Quantum compressed sensing

TL;DR

Quantum compressed sensing (QCS) leverages quantum evolution to drastically reduce measurements needed for sparse signal reconstruction, achieving linear scaling with sparsity and independent of signal dimension.

Contribution

This work introduces QCS, a novel quantum paradigm that encodes signals into quantum states and performs support-set search without measurement trials, surpassing classical bounds.

Findings

Measurement number scales linearly with sparsity K

Reconstruction reduces to linear estimation

Experimental validation confirms linear scaling with sparsity

Abstract

How many measurements are fundamentally required to capture a signal.

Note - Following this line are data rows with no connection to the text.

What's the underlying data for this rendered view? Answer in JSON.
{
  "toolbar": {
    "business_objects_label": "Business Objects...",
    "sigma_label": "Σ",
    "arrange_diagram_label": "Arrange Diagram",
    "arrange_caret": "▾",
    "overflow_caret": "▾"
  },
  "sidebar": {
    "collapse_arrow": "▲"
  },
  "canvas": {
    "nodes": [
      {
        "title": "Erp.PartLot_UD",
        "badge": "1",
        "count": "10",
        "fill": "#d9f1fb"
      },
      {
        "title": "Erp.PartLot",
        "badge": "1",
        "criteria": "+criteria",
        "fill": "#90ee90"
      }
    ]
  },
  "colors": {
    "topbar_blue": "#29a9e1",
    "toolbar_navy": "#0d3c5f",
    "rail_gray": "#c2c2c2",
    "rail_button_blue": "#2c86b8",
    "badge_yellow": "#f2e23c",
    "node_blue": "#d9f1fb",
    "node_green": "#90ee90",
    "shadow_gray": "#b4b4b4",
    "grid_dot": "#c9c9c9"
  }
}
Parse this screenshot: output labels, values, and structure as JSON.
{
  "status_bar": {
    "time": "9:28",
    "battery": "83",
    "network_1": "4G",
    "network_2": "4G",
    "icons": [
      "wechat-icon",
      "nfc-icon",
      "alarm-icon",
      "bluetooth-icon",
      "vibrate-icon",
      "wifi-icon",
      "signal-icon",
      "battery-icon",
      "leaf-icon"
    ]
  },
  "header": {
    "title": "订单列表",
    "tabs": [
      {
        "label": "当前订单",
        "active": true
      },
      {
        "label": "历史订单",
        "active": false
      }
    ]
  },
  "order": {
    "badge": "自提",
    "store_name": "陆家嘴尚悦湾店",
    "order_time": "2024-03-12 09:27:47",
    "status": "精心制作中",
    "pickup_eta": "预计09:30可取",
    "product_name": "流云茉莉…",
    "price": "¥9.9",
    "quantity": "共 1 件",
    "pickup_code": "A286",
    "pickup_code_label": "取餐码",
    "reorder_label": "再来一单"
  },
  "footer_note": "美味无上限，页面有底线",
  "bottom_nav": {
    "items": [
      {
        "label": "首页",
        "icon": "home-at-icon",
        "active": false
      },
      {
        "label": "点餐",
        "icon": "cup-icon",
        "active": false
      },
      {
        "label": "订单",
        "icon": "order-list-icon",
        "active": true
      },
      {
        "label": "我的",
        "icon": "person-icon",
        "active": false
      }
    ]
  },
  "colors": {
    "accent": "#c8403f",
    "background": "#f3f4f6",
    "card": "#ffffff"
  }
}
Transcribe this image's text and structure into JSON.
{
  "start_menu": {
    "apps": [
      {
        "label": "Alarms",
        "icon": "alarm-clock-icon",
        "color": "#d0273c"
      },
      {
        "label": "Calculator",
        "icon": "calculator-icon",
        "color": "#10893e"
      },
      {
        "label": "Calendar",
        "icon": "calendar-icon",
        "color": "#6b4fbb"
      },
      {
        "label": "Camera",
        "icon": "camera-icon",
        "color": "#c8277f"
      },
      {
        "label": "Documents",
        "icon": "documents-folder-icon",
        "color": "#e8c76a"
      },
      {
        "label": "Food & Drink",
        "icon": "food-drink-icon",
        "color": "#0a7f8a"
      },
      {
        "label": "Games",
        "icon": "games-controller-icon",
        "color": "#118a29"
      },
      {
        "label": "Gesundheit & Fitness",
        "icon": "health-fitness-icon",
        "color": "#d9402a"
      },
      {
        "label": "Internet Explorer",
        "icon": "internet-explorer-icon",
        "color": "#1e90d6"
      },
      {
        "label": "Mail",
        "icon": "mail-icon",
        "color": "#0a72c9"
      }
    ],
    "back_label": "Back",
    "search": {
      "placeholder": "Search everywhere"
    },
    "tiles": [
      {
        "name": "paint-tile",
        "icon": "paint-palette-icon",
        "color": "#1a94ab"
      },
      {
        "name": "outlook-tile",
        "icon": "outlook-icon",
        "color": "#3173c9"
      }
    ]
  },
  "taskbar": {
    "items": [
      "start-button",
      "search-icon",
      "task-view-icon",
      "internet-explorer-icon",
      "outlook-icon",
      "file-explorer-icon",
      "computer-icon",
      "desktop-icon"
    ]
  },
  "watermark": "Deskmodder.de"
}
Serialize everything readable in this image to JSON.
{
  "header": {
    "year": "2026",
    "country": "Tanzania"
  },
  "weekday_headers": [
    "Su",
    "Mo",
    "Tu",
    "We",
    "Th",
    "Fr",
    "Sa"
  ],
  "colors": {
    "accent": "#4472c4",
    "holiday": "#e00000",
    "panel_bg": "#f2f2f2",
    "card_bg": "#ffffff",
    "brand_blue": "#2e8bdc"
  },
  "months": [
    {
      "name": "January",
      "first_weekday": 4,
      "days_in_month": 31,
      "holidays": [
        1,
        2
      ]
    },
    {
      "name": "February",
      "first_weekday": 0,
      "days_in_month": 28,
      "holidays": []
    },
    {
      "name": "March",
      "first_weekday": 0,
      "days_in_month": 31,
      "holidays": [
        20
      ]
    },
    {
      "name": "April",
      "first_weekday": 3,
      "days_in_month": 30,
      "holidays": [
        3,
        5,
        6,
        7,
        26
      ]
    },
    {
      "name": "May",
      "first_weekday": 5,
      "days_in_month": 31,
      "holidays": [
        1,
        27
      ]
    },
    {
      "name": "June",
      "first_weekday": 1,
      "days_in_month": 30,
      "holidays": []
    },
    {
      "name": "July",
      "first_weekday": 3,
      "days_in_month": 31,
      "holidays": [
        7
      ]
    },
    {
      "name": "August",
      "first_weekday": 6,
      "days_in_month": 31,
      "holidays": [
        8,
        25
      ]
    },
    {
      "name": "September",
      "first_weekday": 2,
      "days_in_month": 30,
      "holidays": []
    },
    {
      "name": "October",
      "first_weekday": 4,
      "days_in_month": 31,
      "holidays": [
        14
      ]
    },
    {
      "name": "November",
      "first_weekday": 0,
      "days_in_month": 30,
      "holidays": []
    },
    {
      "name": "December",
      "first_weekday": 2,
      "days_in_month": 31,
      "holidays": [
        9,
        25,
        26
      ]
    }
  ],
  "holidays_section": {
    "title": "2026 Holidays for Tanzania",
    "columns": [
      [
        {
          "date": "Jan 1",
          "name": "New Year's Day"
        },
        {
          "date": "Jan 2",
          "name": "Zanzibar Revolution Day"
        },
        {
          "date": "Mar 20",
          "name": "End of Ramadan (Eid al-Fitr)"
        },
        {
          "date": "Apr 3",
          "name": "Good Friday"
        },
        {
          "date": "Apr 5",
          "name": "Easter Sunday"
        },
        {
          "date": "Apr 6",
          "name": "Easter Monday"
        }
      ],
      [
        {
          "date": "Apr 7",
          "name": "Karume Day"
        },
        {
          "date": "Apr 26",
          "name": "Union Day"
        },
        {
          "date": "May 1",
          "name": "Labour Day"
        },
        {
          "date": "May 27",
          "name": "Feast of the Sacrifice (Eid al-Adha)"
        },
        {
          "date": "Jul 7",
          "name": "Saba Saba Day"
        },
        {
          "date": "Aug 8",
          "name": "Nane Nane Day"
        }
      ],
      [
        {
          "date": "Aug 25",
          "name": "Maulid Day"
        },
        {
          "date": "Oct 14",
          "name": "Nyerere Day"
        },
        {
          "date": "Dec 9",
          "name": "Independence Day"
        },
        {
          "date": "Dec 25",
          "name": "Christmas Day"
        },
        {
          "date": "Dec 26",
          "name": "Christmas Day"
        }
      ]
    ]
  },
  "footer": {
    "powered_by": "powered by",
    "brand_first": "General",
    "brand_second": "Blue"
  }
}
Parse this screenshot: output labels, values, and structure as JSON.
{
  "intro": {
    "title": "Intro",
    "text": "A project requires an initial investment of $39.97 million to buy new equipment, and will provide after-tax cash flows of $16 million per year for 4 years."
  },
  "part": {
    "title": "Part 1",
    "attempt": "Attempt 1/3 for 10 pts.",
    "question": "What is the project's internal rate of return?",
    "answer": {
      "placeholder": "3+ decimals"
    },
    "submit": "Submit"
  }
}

Shannon's information theory established the bedrock of this question in 1948, the Nyquist Shannon theorem set the first answer, and compressed sensing (CS) rewrote it in 2006 by reducing the required measurement number to M = O(Klog(N/K)) for a K sparse signal. Here, we propose quantum compressed sensing (QCS), a paradigm that reframes signal acquisition as a unitary quantum evolution. By encoding high dimensional signal information into a single quantum probe state, then introducing domain-alignment evolution,a physically realizable unitary transformation that maps the sparse basis directly onto the measurement basis. QCS executes the support-set search at the quantum level without consuming measurement trials. The logarithmic penalty vanishes, compressing the required measurement number from the classical bound to M =O(K) and reducing reconstruction from ill posed optimization to linear estimation. We experimentally validate QCS using frequency and time domain sparse signals, confirming that the measurement number scales linearly with sparsity and decouples entirely from the signal dimension. Our work provides a physical pathway toward ultimate information acquisition efficiency, with broad implications for sensing, imaging, and communication.